Como no tengo imaginación, para lograrlo dependía dramáticamente de los libros. Sin el superzorro, el niño comelibros, los rectángulos rojos que peleaban contra los lagartos verdes, el gigante egoísta o la familia que cazaba un oso, no habría tenido qué contarles para amortiguar el espanto de irse a dormir. Carezco de historias y, peor aún, también de la capacidad para narrarlas. Solo fui capaz de esconder mi inutilidad biológica —no los gesté, no los parí, tampoco los amamanté— y mi ineptitud simbólica gracias a los benditos cuentos.

Excepto una vez. Un fin de semana viajamos a alguna parte y olvidé meter uno de sus libros en la mochila. Las noches en casas ajenas son más oscuras, sus ruidos más tenebrosos; la presencia del cuento nunca había sido más crítica pero ahí solo estaba yo y mi falta de creatividad.
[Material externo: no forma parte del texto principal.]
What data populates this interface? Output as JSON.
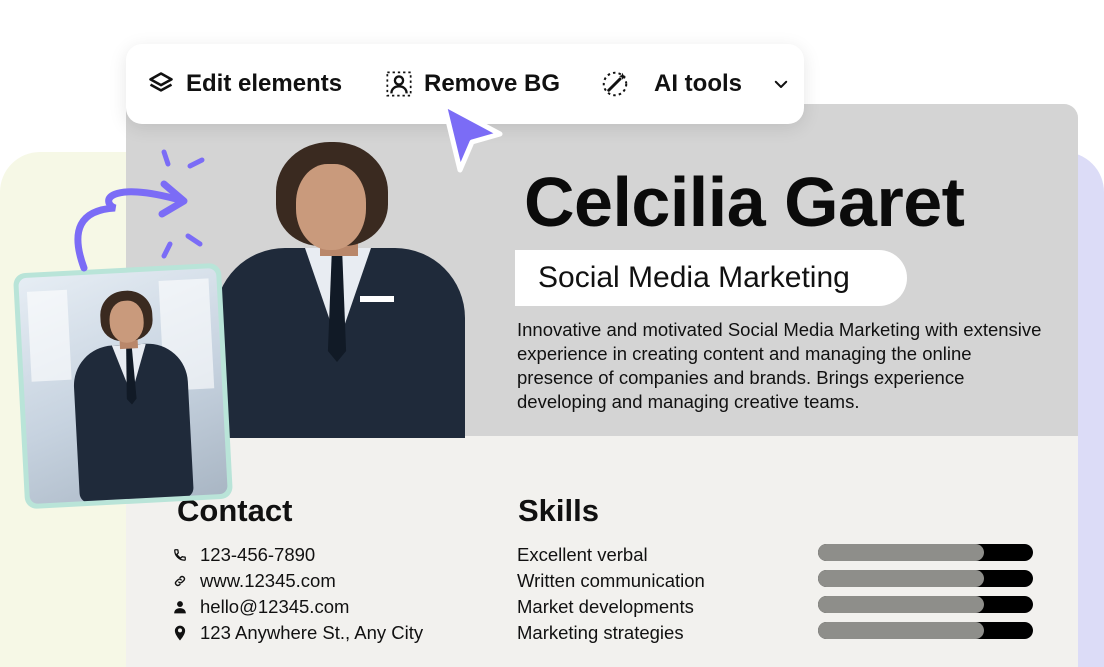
{
  "toolbar": {
    "items": [
      {
        "label": "Edit elements",
        "icon": "layers-icon"
      },
      {
        "label": "Remove BG",
        "icon": "person-remove-bg-icon"
      },
      {
        "label": "AI tools",
        "icon": "magic-wand-icon"
      }
    ],
    "dropdown_icon": "chevron-down-icon"
  },
  "resume": {
    "name": "Celcilia Garet",
    "role": "Social Media Marketing",
    "summary": "Innovative and motivated Social Media Marketing with extensive experience in creating content and managing the online presence of companies and brands. Brings experience developing and managing creative teams.",
    "contact_title": "Contact",
    "contact": [
      {
        "icon": "phone-icon",
        "text": "123-456-7890"
      },
      {
        "icon": "link-icon",
        "text": "www.12345.com"
      },
      {
        "icon": "user-icon",
        "text": "hello@12345.com"
      },
      {
        "icon": "location-pin-icon",
        "text": "123 Anywhere St., Any City"
      }
    ],
    "skills_title": "Skills",
    "skills": [
      {
        "label": "Excellent verbal",
        "level": 0.77
      },
      {
        "label": "Written communication",
        "level": 0.77
      },
      {
        "label": "Market developments",
        "level": 0.77
      },
      {
        "label": "Marketing strategies",
        "level": 0.77
      }
    ]
  },
  "colors": {
    "accent": "#7b6cf6",
    "card_top": "#d4d4d4",
    "card_bottom": "#f2f1ee",
    "bar_fill": "#8e8e8a",
    "bar_track": "#000000"
  }
}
Intenté tapar su ausencia con un par de canciones y la observación del techo, pero soy muy desafinado y en la pintura no había más que una deslucida mancha, demasiado chica como para darle personalidad. Era el momento de hacer magia pero yo no tenía más trucos: ansioso como un humorista al que se le acaban los chistes, mi inquietud solo hizo más visible que algo faltaba y mi hijo no tardó en preguntarme papá, ¿leemos un cuento? 

—No trajimos ningún libro—, le respondí. 

—Pero inventa uno entonces.

El bloqueo mental fue inmediato. Mi cabeza, como infestada por un pus sicológico, se cubrió por dentro de una espesa pasta gris que bloqueaba cualquier brote de inspiración. Tantos libros leídos para nada, pensé, tantas historias consumidas que, ahora me daba cuenta, solo tapaban mi pobreza de ingenio. En situaciones tan nimias como esta es cuando el personaje paterno, construido día a día con actos valientes, oportunos y ocurrentes, puede quedar súbitamente desenmascarado y, al igual que un villano de Scooby Doo, revelar que detrás de esa máscara viril hay un hombre.

Algo supe inventar, supongo, ya no lo recuerdo bien. Y tampoco importa mucho, porque las noches de leerles cuentos acabaron hace tiempo y no sé si produjeron los beneficios que tanto prometen en internet. Hoy, ninguno de los dos lee libros por su cuenta ni tienen cara de ser potenciales lectores. La concentración no está entre sus virtudes y no creo que sean más empáticos o creativos que el promedio de los niños, pero leerles antes de dormir, noche tras noche tras noche, fue mucho mejor que no haberlo hecho. No por las supuestas utilidades para el desarrollo de mis hijos, que aún no las veo, sino porque esas horas las pasamos juntos, mirando un mismo papel, y mientras ellos se hacían un poco más grandes, aprendiendo palabras y cosas nuevas, yo me hacía un poco más chico, dejándome sorprender otra vez ante lo sencillo. Un poco más chico y harto mejor. 

 

 

Cristóbal Bley (Santiago, 1986) es periodista y ha escrito en medios como PANIKO.cl, Revista Viernes, La Tercera y Revista Santiago. Vive en Recreo, Viña del Mar.